Hassan Beydoun, Kyle Gorkowski, Mark Aboff, Jim Walker, Jonathan P. Reid, RYAN SULLIVAN, Carnegie Mellon University

     Abstract Number: 483
     Working Group: Aerosols, Clouds, and Climate

Abstract
Supercooled water is a ubiquitous substance in the atmosphere due to the significant energy barrier to the nucleation of the ice phase. Heterogeneous ice nucleation is a poorly constrained process with the contact freezing mode remaining the most nebulous due to the experimental challenge of colliding a supercooled water droplet and a potential ice nucleus in a controlled and directly observable manner. A refrigerated optical tweezers system capable of trapping individual water droplets at controlled subzero temperatures has been developed to permit the investigation of a range of supercooled water properties.
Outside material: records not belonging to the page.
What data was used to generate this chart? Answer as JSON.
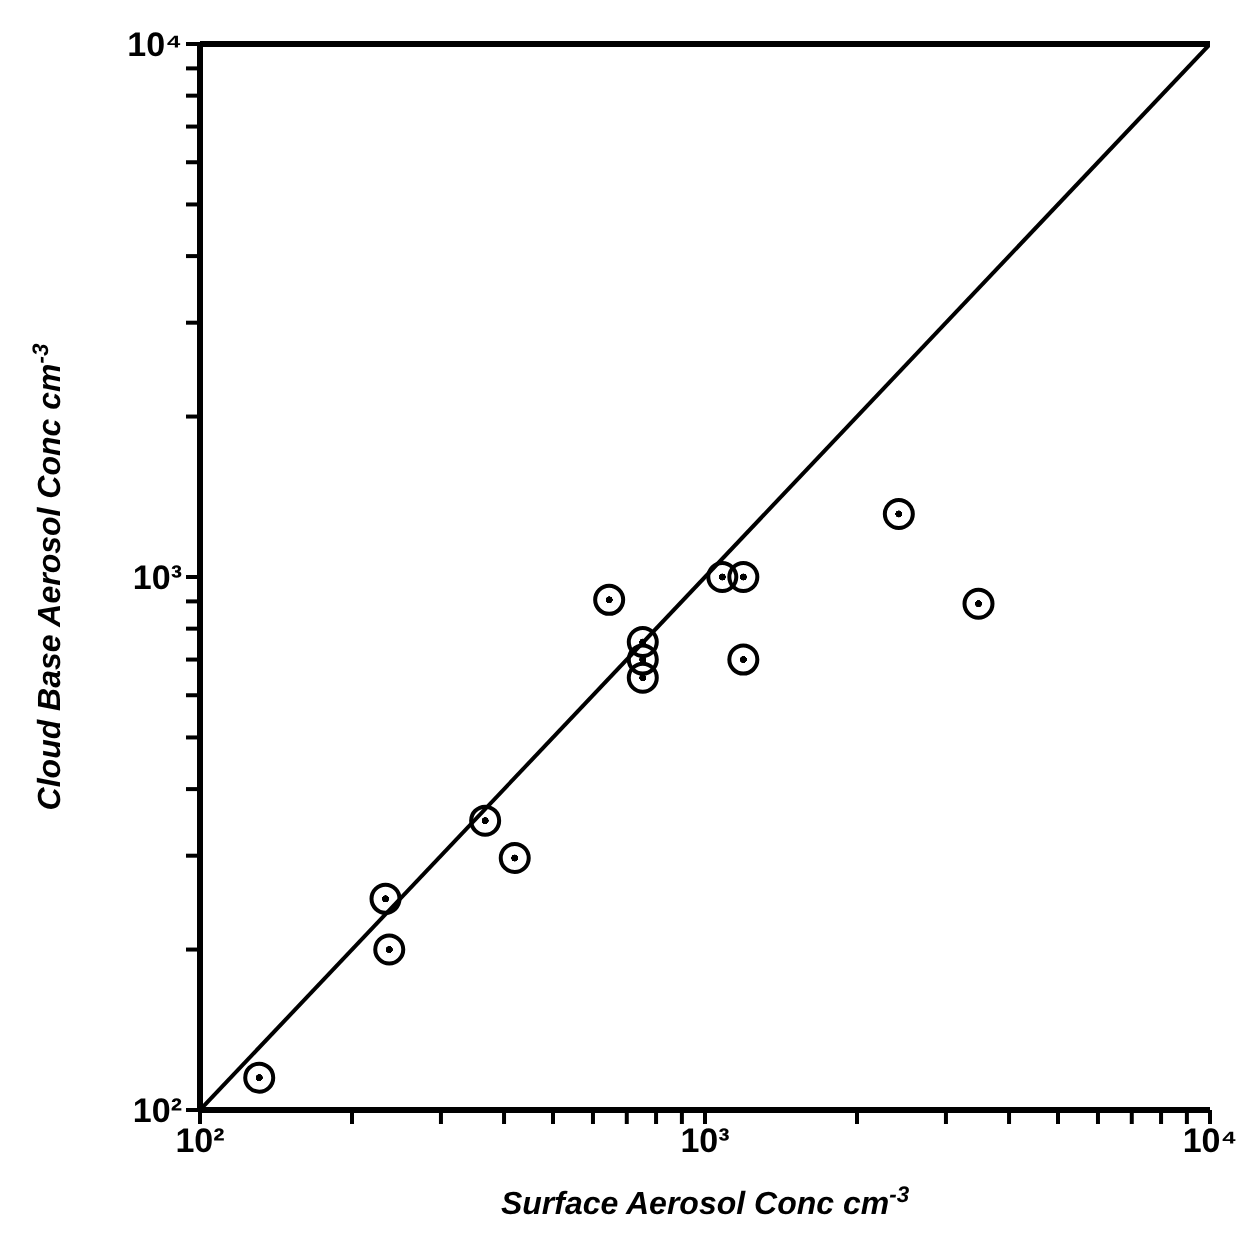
{
  "chart_data": {
    "type": "scatter",
    "xlabel": "Surface Aerosol Conc     cm$^{-3}$",
    "ylabel": "Cloud Base Aerosol Conc     cm$^{-3}$",
    "log": "xy",
    "xlim": [
      100,
      10000
    ],
    "ylim": [
      100,
      10000
    ],
    "xticks": [
      {
        "value": 100,
        "label": "10²"
      },
      {
        "value": 200,
        "label": null
      },
      {
        "value": 300,
        "label": null
      },
      {
        "value": 400,
        "label": null
      },
      {
        "value": 500,
        "label": null
      },
      {
        "value": 600,
        "label": null
      },
      {
        "value": 700,
        "label": null
      },
      {
        "value": 800,
        "label": null
      },
      {
        "value": 900,
        "label": null
      },
      {
        "value": 1000,
        "label": "10³"
      },
      {
        "value": 2000,
        "label": null
      },
      {
        "value": 3000,
        "label": null
      },
      {
        "value": 4000,
        "label": null
      },
      {
        "value": 5000,
        "label": null
      },
      {
        "value": 6000,
        "label": null
      },
      {
        "value": 7000,
        "label": null
      },
      {
        "value": 8000,
        "label": null
      },
      {
        "value": 9000,
        "label": null
      },
      {
        "value": 10000,
        "label": "10⁴"
      }
    ],
    "yticks": [
      {
        "value": 100,
        "label": "10²"
      },
      {
        "value": 200,
        "label": null
      },
      {
        "value": 300,
        "label": null
      },
      {
        "value": 400,
        "label": null
      },
      {
        "value": 500,
        "label": null
      },
      {
        "value": 600,
        "label": null
      },
      {
        "value": 700,
        "label": null
      },
      {
        "value": 800,
        "label": null
      },
      {
        "value": 900,
        "label": null
      },
      {
        "value": 1000,
        "label": "10³"
      },
      {
        "value": 2000,
        "label": null
      },
      {
        "value": 3000,
        "label": null
      },
      {
        "value": 4000,
        "label": null
      },
      {
        "value": 5000,
        "label": null
      },
      {
        "value": 6000,
        "label": null
      },
      {
        "value": 7000,
        "label": null
      },
      {
        "value": 8000,
        "label": null
      },
      {
        "value": 9000,
        "label": null
      },
      {
        "value": 10000,
        "label": "10⁴"
      }
    ],
    "grid": false,
    "legend": false,
    "series": [
      {
        "color": "#000000",
        "marker": "circle",
        "x": [
          131,
          233,
          237,
          367,
          420,
          646,
          753,
          753,
          753,
          1082,
          1191,
          1191,
          2420,
          3480
        ],
        "values": [
          115,
          249,
          200,
          349,
          297,
          906,
          755,
          700,
          647,
          1000,
          1000,
          700,
          1313,
          891
        ]
      },
      {
        "type": "line",
        "color": "#000000",
        "marker": "none",
        "line_style": "solid",
        "x": [
          100,
          10000
        ],
        "values": [
          100,
          10000
        ]
      }
    ]
  }
}
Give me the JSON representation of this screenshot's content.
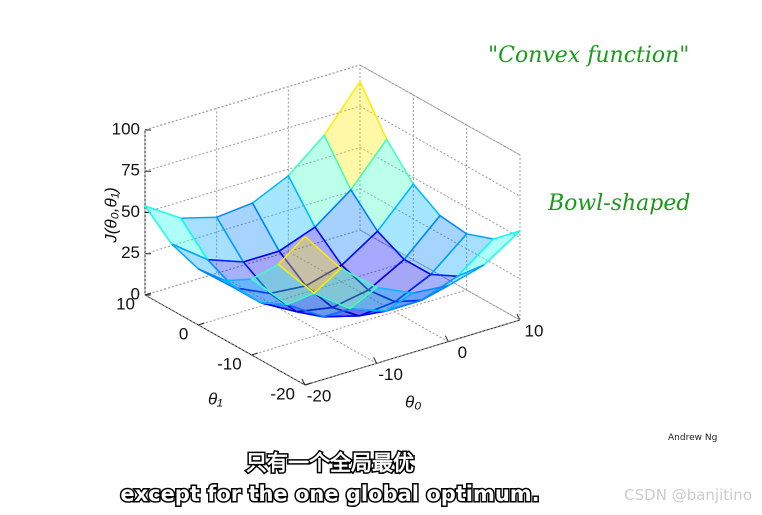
{
  "chart_data": {
    "type": "surface",
    "zlabel": "J(θ₀,θ₁)",
    "xlabel": "θ₀",
    "ylabel": "θ₁",
    "x": [
      -20,
      -15,
      -10,
      -5,
      0,
      5,
      10
    ],
    "y": [
      -20,
      -15,
      -10,
      -5,
      0,
      5,
      10
    ],
    "z": [
      [
        90,
        64,
        46,
        36,
        34,
        40,
        54
      ],
      [
        64,
        40,
        24,
        16,
        16,
        24,
        40
      ],
      [
        46,
        24,
        10,
        4,
        6,
        16,
        34
      ],
      [
        36,
        16,
        4,
        0,
        4,
        16,
        36
      ],
      [
        34,
        16,
        6,
        4,
        10,
        24,
        46
      ],
      [
        40,
        24,
        16,
        16,
        24,
        40,
        64
      ],
      [
        54,
        40,
        34,
        36,
        46,
        64,
        90
      ]
    ],
    "xlim": [
      -20,
      10
    ],
    "ylim": [
      -20,
      10
    ],
    "zlim": [
      0,
      100
    ],
    "xticks": [
      -20,
      -10,
      0,
      10
    ],
    "yticks": [
      -20,
      -10,
      0,
      10
    ],
    "zticks": [
      0,
      25,
      50,
      75,
      100
    ],
    "grid": true,
    "colormap": "jet",
    "annotations": [
      "\"Convex function\"",
      "Bowl-shaped"
    ]
  },
  "slide_footer": "Andrew Ng",
  "subtitles": [
    "只有一个全局最优",
    "except for the one global optimum."
  ],
  "watermark": "CSDN @banjitino"
}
Preliminary findings indicate that this system can detect individual droplet-ice nuclei collisions via the quenching of the surface-sensitive whispering gallery modes that occur at discrete wavelengths of water’s Raman mode. This paves the way for a novel contact freezing measurement system that retrieves contact freezing efficiencies directly without requiring any assumptions regarding the number of collisions prior to freezing. The occurrence of droplet freezing is readily observed from the Raman spectrum and visual imaging. Together, this enables the precise determination of the freezing efficiency of various types of atmospherically-relevant mineral dust particles, by measuring the number of particle-droplet contact events required before ice nucleation occurs. Novel measurements of the refractive index of supercooled water have also been retrieved using this method. These results indicate that the increase in water’s refractive index with decreasing temperature has been greatly underestimated.